Needless to say, this raises serious suspicions regarding the ad’s author. He may not be who he claims to be in the ad (a white man and Chinese woman couple seeking to have a child), not to mention the blatant racism, classism, and sexism in his preference for sperm recipients and his creation of a noticeably egotistical sperm donation program. The writer of this ad may in fact be trying to get into contact with young, intelligent Asian women for more dubious reasons than egg donation alone.
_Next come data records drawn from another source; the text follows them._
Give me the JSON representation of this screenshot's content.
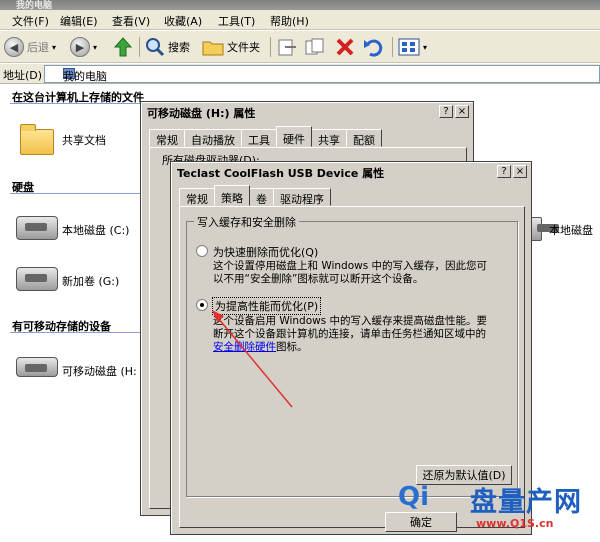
{
  "window": {
    "title": "我的电脑"
  },
  "menu": {
    "items": [
      "文件(F)",
      "编辑(E)",
      "查看(V)",
      "收藏(A)",
      "工具(T)",
      "帮助(H)"
    ]
  },
  "toolbar": {
    "back": "后退",
    "search": "搜索",
    "folders": "文件夹"
  },
  "address": {
    "label": "地址(D)",
    "value": "我的电脑"
  },
  "content": {
    "section_files": "在这台计算机上存储的文件",
    "shared_docs": "共享文档",
    "section_hdd": "硬盘",
    "drive_c": "本地磁盘 (C:)",
    "drive_g": "新加卷 (G:)",
    "drive_right": "本地磁盘",
    "section_removable": "有可移动存储的设备",
    "removable": "可移动磁盘 (H:"
  },
  "props_dialog": {
    "title": "可移动磁盘 (H:) 属性",
    "tabs": [
      "常规",
      "自动播放",
      "工具",
      "硬件",
      "共享",
      "配额"
    ],
    "partial_label": "所有磁盘驱动器(D):"
  },
  "device_dialog": {
    "title": "Teclast CoolFlash USB Device 属性",
    "tabs": [
      "常规",
      "策略",
      "卷",
      "驱动程序"
    ],
    "group_label": "写入缓存和安全删除",
    "opt1_label": "为快速删除而优化(Q)",
    "opt1_desc_1": "这个设置停用磁盘上和 Windows 中的写入缓存，因此您可",
    "opt1_desc_2": "以不用“安全删除”图标就可以断开这个设备。",
    "opt2_label": "为提高性能而优化(P)",
    "opt2_desc_1": "这个设备启用 Windows 中的写入缓存来提高磁盘性能。要",
    "opt2_desc_2": "断开这个设备跟计算机的连接，请单击任务栏通知区域中的",
    "opt2_desc_link": "安全删除硬件",
    "opt2_desc_tail": "图标。",
    "restore_button": "还原为默认值(D)",
    "ok_button": "确定"
  },
  "watermark": {
    "left": "Qi",
    "main": "盘量产网",
    "url": "www.Q1S.cn"
  },
  "colors": {
    "dialog_face": "#d4d0c8",
    "arrow": "#e03030",
    "link": "#0000ee",
    "watermark_blue": "#1f5fbf"
  }
}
Before running future egg donor ads, we ask that The Tech considers the safety of MIT students above all else. For one thing, it is inappropriate for a university publication to publish a solicitation for student egg donations from anything other than a licensed clinic, let alone an apparently unverified private individual. To put it succinctly, a school newspaper is not the place for this kind of advertisement. Taking safety into account also includes printing a disclaimer on any future egg donor ads about the potential negative side effects of becoming an egg donor, just as is required in states like California. It includes providing a link to a website that would provide readers with more information or referring them to MIT Medical. The best solution would be to simply not run ads that ask our students to subject themselves to danger for financial compensation.